By Jason Carlson
Don’t all religions lead to God? Isn’t one faith as good as another? Isn’t it arrogant to say that only one religion leads to salvation? These are some common questions that people in our pluralistic world are wrestling with today. In a world full of religious options, many people of goodwill, including Evangelical Christians, have trouble with the idea that there would only be one way to enter into a saving relationship with God. However, this is exactly what God’s word tells us; salvation is only found in a relationship with Jesus Christ (Acts 4:12; John 14:6).
The problem that many Christians often face when communicating this biblical truth, is that many non-Christians will simply reply, “but I don’t believe the Bible”. So, how can we as Christians convey this critical biblical truth to people who don’t necessarily accept the scriptures as God’s word? This is where a simple little philosophical argument can be extremely helpful; it’s called the “Law of Non-Contradiction”.
In the philosophical discipline of Logic, there are numerous rules that govern the process of forming a coherent and rational argument. One of these rules is the Law of Non-Contradiction. The Law of Non-Contradiction formally stated is that “A cannot be non-A”. In plain language, this simply means that something that is true cannot be anything but that thing which is true. For example, if it is true that Jason Carlson alone wrote this article, nobody but Jason Carlson could have written this article. Either Jason Carlson alone wrote it or he did not. To say that Jason Carlson and Jane Doe both individually wrote this article would be a violation of the Law of Non-Contradiction.

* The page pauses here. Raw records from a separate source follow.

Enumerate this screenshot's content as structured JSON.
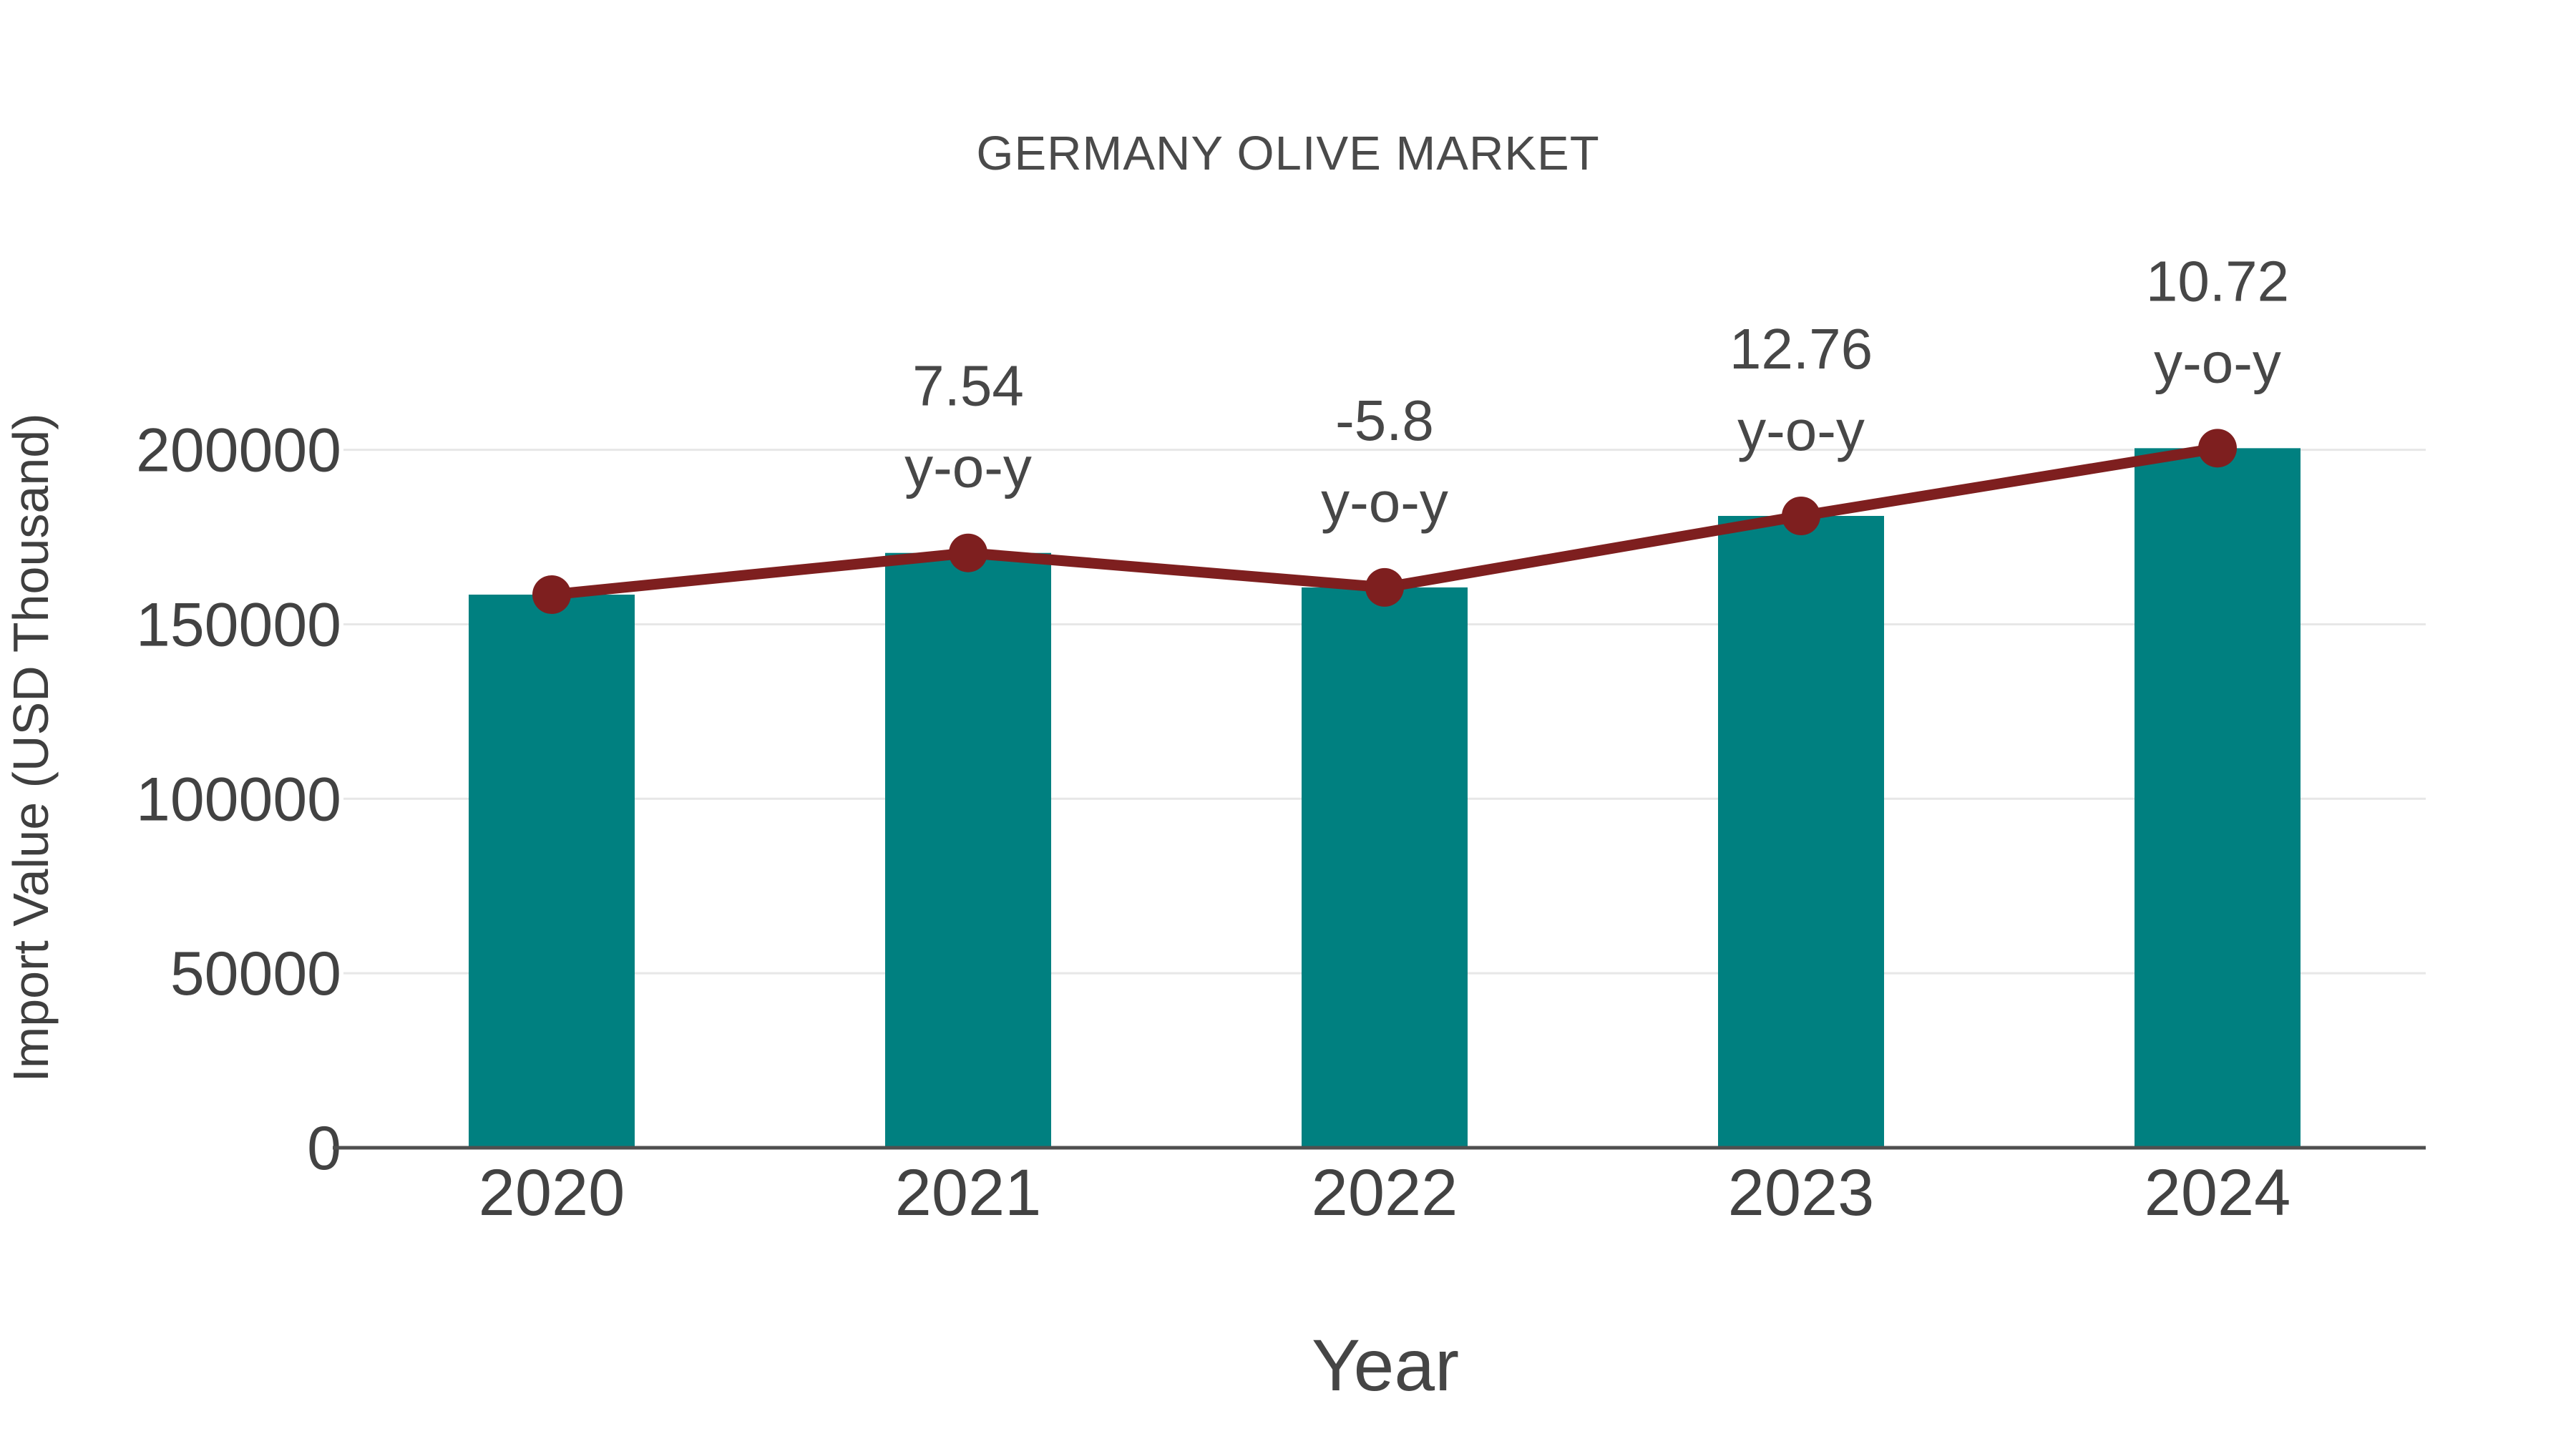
{
  "title": "GERMANY OLIVE MARKET",
  "chart_data": {
    "type": "bar",
    "title": "GERMANY OLIVE MARKET",
    "xlabel": "Year",
    "ylabel": "Import Value (USD Thousand)",
    "categories": [
      "2020",
      "2021",
      "2022",
      "2023",
      "2024"
    ],
    "series": [
      {
        "name": "import-value-bars",
        "type": "bar",
        "values": [
          158500,
          170450,
          160565,
          181055,
          200460
        ]
      },
      {
        "name": "import-value-line",
        "type": "line",
        "values": [
          158500,
          170450,
          160565,
          181055,
          200460
        ]
      }
    ],
    "annotations": [
      {
        "category": "2021",
        "value": "7.54",
        "unit": "y-o-y"
      },
      {
        "category": "2022",
        "value": "-5.8",
        "unit": "y-o-y"
      },
      {
        "category": "2023",
        "value": "12.76",
        "unit": "y-o-y"
      },
      {
        "category": "2024",
        "value": "10.72",
        "unit": "y-o-y"
      }
    ],
    "yticks": [
      0,
      50000,
      100000,
      150000,
      200000
    ],
    "ylim": [
      0,
      205000
    ],
    "grid": true,
    "legend_position": "none"
  },
  "colors": {
    "bar": "#008080",
    "line": "#7e1f1f",
    "marker": "#7e1f1f",
    "grid": "#e7e7e7",
    "axis": "#4f4f4f",
    "tick_text": "#424242",
    "annotation_text": "#474747",
    "title_text": "#4a4a4a"
  }
}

When it comes to the questions of religious pluralism and promoting the Christian claim of exclusivity (salvation is found in Jesus Christ alone), the Law of Non-Contradiction can serve as a valuable resource in a Christian’s apologetic tool-box. Here’s how it works:
All religions in the world make absolute truth claims regarding the way to salvation…
- Christians proclaim that salvation comes by grace through faith in Jesus Christ.

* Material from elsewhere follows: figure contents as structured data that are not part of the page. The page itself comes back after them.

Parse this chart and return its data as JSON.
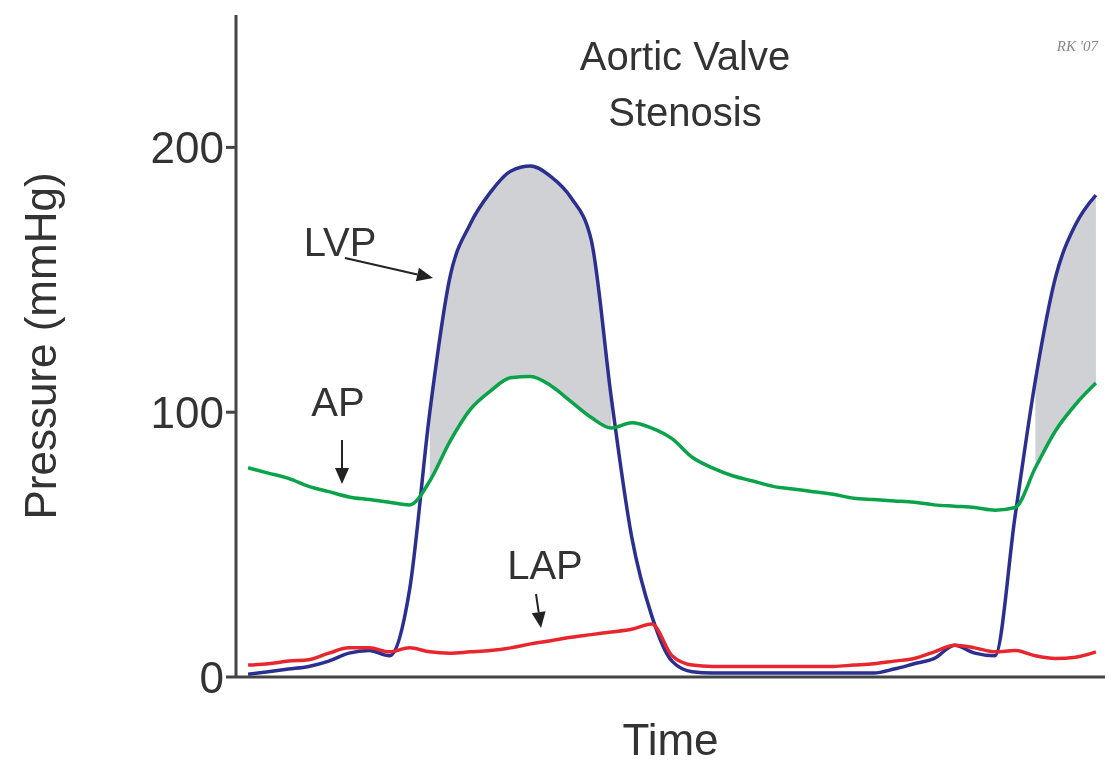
{
  "chart_data": {
    "type": "line",
    "title": "Aortic Valve Stenosis",
    "xlabel": "Time",
    "ylabel": "Pressure (mmHg)",
    "annotations": [
      "RK '07"
    ],
    "categories": [
      null,
      null,
      null,
      null,
      null,
      null,
      null,
      null,
      null,
      null,
      null,
      null,
      null,
      null,
      null,
      null,
      null,
      null,
      null,
      null,
      null,
      null,
      null,
      null,
      null,
      null,
      null,
      null,
      null,
      null,
      null,
      null,
      null,
      null,
      null,
      null,
      null,
      null,
      null,
      null,
      null,
      null,
      null
    ],
    "series": [
      {
        "name": "LVP",
        "color": "#2b2f8f",
        "values": [
          1,
          2,
          3,
          4,
          6,
          9,
          10,
          8,
          33,
          100,
          151,
          171,
          183,
          191,
          193,
          189,
          181,
          165,
          105,
          53,
          23,
          6,
          2,
          1.5,
          1.5,
          1.5,
          1.5,
          1.5,
          1.5,
          1.5,
          1.5,
          1.5,
          3,
          5,
          7,
          12,
          9,
          8,
          61,
          112,
          151,
          171,
          182
        ],
        "lower": [
          null,
          null,
          null,
          null,
          null,
          null,
          null,
          null,
          null,
          74,
          89,
          101,
          108,
          113,
          113.5,
          110,
          104,
          98,
          94,
          null,
          null,
          null,
          null,
          null,
          null,
          null,
          null,
          null,
          null,
          null,
          null,
          null,
          null,
          null,
          null,
          null,
          null,
          null,
          null,
          79,
          93,
          103,
          111
        ],
        "upper": [
          null,
          null,
          null,
          null,
          null,
          null,
          null,
          null,
          null,
          100,
          151,
          171,
          183,
          191,
          193,
          189,
          181,
          165,
          105,
          null,
          null,
          null,
          null,
          null,
          null,
          null,
          null,
          null,
          null,
          null,
          null,
          null,
          null,
          null,
          null,
          null,
          null,
          null,
          null,
          112,
          151,
          171,
          182
        ]
      },
      {
        "name": "AP",
        "color": "#0aa34a",
        "values": [
          79,
          77,
          75,
          72,
          70,
          68,
          67,
          66,
          65,
          74,
          89,
          101,
          108,
          113,
          113.5,
          110,
          104,
          98,
          94,
          96,
          94,
          90,
          83,
          79,
          76,
          74,
          72,
          71,
          70,
          69,
          67.5,
          67,
          66.5,
          66,
          65,
          64.5,
          64,
          63,
          64,
          79,
          93,
          103,
          111
        ]
      },
      {
        "name": "LAP",
        "color": "#e8262d",
        "values": [
          4.5,
          5,
          6,
          6.5,
          9,
          11,
          11,
          9.5,
          11,
          9.5,
          9,
          9.5,
          10,
          11,
          12.5,
          13.7,
          15,
          16,
          17,
          18,
          20,
          8,
          4.5,
          4,
          4,
          4,
          4,
          4,
          4,
          4,
          4.5,
          5,
          6,
          7,
          9.5,
          12,
          11,
          9.5,
          10,
          8,
          7,
          7.5,
          9.5
        ]
      }
    ],
    "ylim": [
      0,
      250
    ],
    "yticks": [
      0,
      100,
      200
    ],
    "marker": "none",
    "line_style": "solid"
  }
}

- Hindus claim that salvation (liberation) is achieved when a person transcends this world of illusion by building up enough positive karma (good works) to escape the cycle of reincarnation.

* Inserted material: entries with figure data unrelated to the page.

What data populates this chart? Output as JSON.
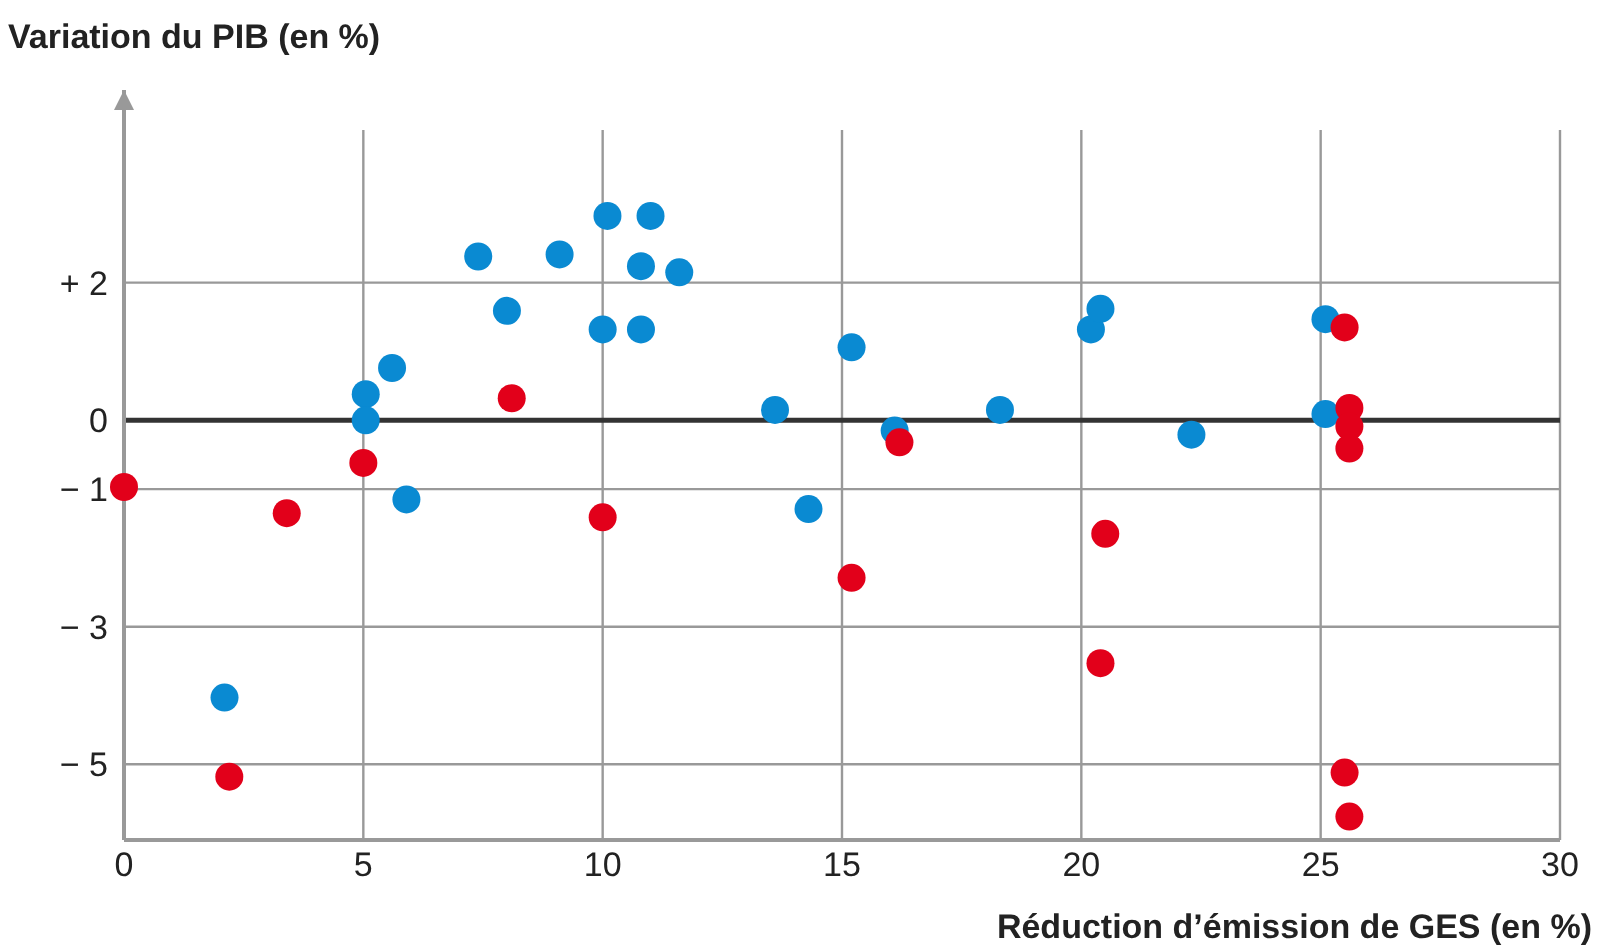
{
  "chart_data": {
    "type": "scatter",
    "ylabel": "Variation du PIB (en %)",
    "xlabel": "Réduction d’émission de GES (en %)",
    "xlim": [
      0,
      30
    ],
    "xticks": [
      0,
      5,
      10,
      15,
      20,
      25,
      30
    ],
    "ylim": [
      -6.1,
      4.8
    ],
    "yticks": [
      {
        "value": 2,
        "label": "+ 2"
      },
      0,
      {
        "value": -1,
        "label": "− 1"
      },
      {
        "value": -3,
        "label": "− 3"
      },
      {
        "value": -5,
        "label": "− 5"
      }
    ],
    "grid": true,
    "marker": "circle",
    "ref_lines": [
      {
        "axis": "y",
        "value": 0,
        "color": "#333333"
      }
    ],
    "series": [
      {
        "color": "#0a8ad2",
        "x": [
          2.1,
          5.05,
          5.05,
          5.6,
          5.9,
          7.4,
          8.0,
          9.1,
          10.1,
          11.0,
          10.8,
          11.6,
          10.0,
          10.8,
          13.6,
          14.3,
          15.2,
          16.1,
          18.3,
          20.2,
          20.4,
          22.3,
          25.1,
          25.1
        ],
        "values": [
          -4.03,
          0.38,
          0,
          0.76,
          -1.15,
          2.38,
          1.59,
          2.41,
          2.97,
          2.97,
          2.24,
          2.15,
          1.32,
          1.32,
          0.15,
          -1.29,
          1.06,
          -0.15,
          0.15,
          1.32,
          1.62,
          -0.21,
          1.47,
          0.09
        ]
      },
      {
        "color": "#e2001a",
        "x": [
          0,
          2.2,
          3.4,
          5.0,
          8.1,
          10.0,
          15.2,
          16.2,
          20.5,
          20.4,
          25.5,
          25.6,
          25.6,
          25.6,
          25.5,
          25.6
        ],
        "values": [
          -0.97,
          -5.18,
          -1.35,
          -0.62,
          0.32,
          -1.41,
          -2.29,
          -0.32,
          -1.65,
          -3.53,
          1.35,
          0.18,
          -0.09,
          -0.41,
          -5.12,
          -5.76
        ]
      }
    ]
  }
}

- Muslims state that the possibility of salvation* results from submitting one’s life to Allah and faithfully carrying-out the Five Pillars of Islam.
- Buddhists say that salvation (Nirvana) is the result of detaching one’s self from the desires of the physical, material world.
Each of the world’s religions claims to promote the true path to salvation, but each of these religions provides a distinct and contrary path from all of the others. Thus, one of these paths to salvation is true, or none of them are true, but they cannot all be true at the same time; this would be a violation of the Law of Non-Contradiction.
For the Christian who uses this apologetic argument in response to the questions of religious pluralism and to promote the Christian claim of exclusivity, it is important to understand that this argument does not prove that Jesus is the one true path to salvation. What this argument demonstrates is that from a philosophical standpoint, it is irrational to claim that all religions are equally valid paths to salvation. The idea of religious pluralism (“all roads lead to God”) is philosophically invalid according to the Law of Non-Contradiction.
In order to show that Jesus Christ is the one true way to salvation, Christians must be ready (1 Peter 3:15) with other apologetic tools: arguments for the historicity of Jesus Christ, the reliability of the gospels, and the resurrection of Jesus Christ, etc. There are terrific reasons for believing each of those truths; however, we will have to save those for another posting.
*In Islam there is no certainty of salvation. Allah, the god of Islam, is capricious by nature and therefore even the most devout Muslim has no certainty of salvation. The only certainty of salvation in Islam is to die as a martyr in Jihad or holy war.